This screenshot showcases the detailed transition logic you implemented within your customized Jira workflow for the IT Change Request (ITCR) project. It focuses specifically on how you engineered the transition to the “Deployment Ready” status to enforce strict approval compliance before a change can proceed.

🔁 Transition: Any Status → Deployment Ready

You created a global transition rule that allows an issue to move into the Deployment Ready status from any other status, but only after all necessary approvals have been secured.

🔒 Restrict Transition Logic (Approval Gating)

This is the core of your logic. You applied three condition rules using Jira’s “Restrict transition when these aren’t met” capability:

1. ✅ Business/Functional Approver field is not empty

• This ensures the business side has reviewed and approved the change request.

2. ✅ Technical Approver field is not empty

• This confirms the technical feasibility or backend review has been signed off by the IT team.

3. ✅ Quality Approver field is not empty

• This ensures the change passed QA, testing, or security checks before it can proceed.

Together, these conditions act as a “must pass all” checkpoint, meaning if any of the required fields are left blank, the ticket cannot transition to Deployment Ready.

🛠️ Perform Actions (Post-Transition Automation)

In addition to restricting the transition, you also added an action that clears the Resolution field when an issue moves into the Deployment Ready state.

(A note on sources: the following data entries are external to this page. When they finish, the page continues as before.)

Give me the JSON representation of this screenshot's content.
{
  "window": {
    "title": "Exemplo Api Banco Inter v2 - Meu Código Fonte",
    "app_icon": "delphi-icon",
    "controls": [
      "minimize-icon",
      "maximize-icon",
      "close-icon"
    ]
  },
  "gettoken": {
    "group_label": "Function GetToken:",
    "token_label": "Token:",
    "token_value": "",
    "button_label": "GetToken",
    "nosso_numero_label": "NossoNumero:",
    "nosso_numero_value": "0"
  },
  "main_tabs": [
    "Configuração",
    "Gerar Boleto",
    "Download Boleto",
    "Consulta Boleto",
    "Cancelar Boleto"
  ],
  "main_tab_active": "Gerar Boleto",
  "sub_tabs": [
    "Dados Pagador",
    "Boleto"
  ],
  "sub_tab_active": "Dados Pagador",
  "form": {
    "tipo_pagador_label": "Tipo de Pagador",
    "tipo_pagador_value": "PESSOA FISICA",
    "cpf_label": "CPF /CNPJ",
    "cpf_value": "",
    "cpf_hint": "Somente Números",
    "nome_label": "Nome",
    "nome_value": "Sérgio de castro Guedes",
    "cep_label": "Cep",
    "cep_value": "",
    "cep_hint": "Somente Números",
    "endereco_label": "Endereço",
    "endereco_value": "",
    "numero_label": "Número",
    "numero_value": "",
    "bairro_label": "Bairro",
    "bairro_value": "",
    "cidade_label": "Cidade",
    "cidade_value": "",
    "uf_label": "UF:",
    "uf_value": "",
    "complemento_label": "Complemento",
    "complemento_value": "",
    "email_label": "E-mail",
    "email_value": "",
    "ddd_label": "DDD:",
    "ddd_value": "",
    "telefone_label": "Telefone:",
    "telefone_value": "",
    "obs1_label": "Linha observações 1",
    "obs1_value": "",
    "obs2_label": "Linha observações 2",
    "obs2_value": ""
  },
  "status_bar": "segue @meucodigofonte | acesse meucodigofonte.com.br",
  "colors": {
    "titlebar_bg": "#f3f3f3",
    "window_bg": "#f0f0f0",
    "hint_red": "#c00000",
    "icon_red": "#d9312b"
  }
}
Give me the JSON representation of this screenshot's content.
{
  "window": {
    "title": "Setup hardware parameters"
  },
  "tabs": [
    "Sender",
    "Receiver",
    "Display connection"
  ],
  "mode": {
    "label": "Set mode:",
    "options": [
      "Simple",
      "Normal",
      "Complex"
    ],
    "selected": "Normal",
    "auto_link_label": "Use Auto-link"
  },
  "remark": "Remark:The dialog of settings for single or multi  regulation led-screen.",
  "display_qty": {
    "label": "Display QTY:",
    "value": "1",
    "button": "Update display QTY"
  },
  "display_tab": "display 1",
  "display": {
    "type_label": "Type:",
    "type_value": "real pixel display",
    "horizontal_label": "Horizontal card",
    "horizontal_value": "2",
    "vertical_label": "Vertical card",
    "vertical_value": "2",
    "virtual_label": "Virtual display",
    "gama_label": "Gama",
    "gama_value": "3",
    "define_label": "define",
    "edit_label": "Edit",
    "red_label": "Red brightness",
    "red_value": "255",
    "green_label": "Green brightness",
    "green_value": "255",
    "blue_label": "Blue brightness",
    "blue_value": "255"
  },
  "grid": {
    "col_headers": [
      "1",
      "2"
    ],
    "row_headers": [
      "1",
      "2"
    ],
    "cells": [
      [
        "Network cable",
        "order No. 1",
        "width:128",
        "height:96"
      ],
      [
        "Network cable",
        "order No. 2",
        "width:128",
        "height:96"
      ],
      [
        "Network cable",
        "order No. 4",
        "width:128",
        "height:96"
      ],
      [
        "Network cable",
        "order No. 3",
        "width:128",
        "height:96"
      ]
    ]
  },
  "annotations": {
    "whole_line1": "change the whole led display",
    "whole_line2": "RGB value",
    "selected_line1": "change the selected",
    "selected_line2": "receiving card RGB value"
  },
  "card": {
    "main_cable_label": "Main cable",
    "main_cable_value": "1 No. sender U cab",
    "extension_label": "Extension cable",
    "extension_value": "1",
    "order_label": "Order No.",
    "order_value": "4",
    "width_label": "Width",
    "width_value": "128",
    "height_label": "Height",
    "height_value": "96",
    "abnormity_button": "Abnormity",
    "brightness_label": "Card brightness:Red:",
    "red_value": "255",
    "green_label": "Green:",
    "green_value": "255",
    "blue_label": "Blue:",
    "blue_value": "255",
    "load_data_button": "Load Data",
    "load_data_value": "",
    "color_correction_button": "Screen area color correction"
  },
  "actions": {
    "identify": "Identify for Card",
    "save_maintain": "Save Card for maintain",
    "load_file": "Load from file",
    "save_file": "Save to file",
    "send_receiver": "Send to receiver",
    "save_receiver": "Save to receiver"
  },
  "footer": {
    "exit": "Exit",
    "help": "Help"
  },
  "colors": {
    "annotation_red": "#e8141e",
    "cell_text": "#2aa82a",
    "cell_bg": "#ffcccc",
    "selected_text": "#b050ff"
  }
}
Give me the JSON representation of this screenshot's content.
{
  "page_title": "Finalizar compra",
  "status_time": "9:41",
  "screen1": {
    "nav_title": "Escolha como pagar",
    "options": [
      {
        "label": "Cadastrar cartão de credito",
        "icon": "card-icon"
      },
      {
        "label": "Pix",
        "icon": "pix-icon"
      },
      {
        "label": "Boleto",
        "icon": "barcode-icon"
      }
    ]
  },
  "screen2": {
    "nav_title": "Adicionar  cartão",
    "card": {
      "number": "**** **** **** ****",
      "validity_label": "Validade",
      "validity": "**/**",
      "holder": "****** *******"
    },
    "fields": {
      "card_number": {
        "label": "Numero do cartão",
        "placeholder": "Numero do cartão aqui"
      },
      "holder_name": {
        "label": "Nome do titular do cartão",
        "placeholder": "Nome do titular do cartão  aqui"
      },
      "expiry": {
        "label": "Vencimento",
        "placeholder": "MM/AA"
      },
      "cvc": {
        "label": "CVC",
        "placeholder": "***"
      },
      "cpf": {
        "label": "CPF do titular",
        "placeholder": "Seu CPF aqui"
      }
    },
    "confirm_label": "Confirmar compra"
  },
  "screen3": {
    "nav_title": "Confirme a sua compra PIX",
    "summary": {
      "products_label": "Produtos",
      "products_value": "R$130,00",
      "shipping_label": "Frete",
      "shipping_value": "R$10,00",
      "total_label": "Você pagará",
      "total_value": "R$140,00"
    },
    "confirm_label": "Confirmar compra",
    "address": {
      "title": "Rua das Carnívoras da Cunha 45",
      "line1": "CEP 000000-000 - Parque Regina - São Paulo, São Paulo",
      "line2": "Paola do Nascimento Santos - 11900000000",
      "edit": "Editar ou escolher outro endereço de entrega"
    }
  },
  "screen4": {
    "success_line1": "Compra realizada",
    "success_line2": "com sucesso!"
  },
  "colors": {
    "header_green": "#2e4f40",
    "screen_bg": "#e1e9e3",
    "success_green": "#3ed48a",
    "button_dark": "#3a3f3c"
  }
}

This is likely done to ensure a clean, auditable state—avoiding premature resolution tagging, which could interfere with downstream reporting or automation.

🧠 How You Built This (Step-by-Step):

1. Switched to the Jira workflow editor and selected the workflow used by your ITCR project.

2. Added a new transition labeled “Any status → Deployment Ready.”

3. Opened the right-hand configuration panel to add rules.

4. Under “Restrict transition,” added three “Field Value” checks, each validating that a specific custom field (Business/Functional Approver, Technical Approver, Quality Approver) is not empty.

5. Set the condition group to “Must be all” to make it a strict AND condition.

6. Under “Perform actions,” added an automatic field update to clear the Resolution field.

💡 Why This Matters:

• Ensures Governance: The change cannot progress without sign-off from all key stakeholders.

• Prevents Mistakes: Avoids unapproved changes accidentally reaching the deployment stage.

• Improves Traceability: Makes auditing easy by confirming all approvals were in place before a transition occurred.

• Boosts Trust: Gives stakeholders confidence that the process is controlled and consistent.

This shows your ability to blend technical Jira configuration with practical process enforcement, making workflows both user-friendly and governance-compliant. It’s a great example of my skill in process automation, policy enforcement, and Jira workflow customization.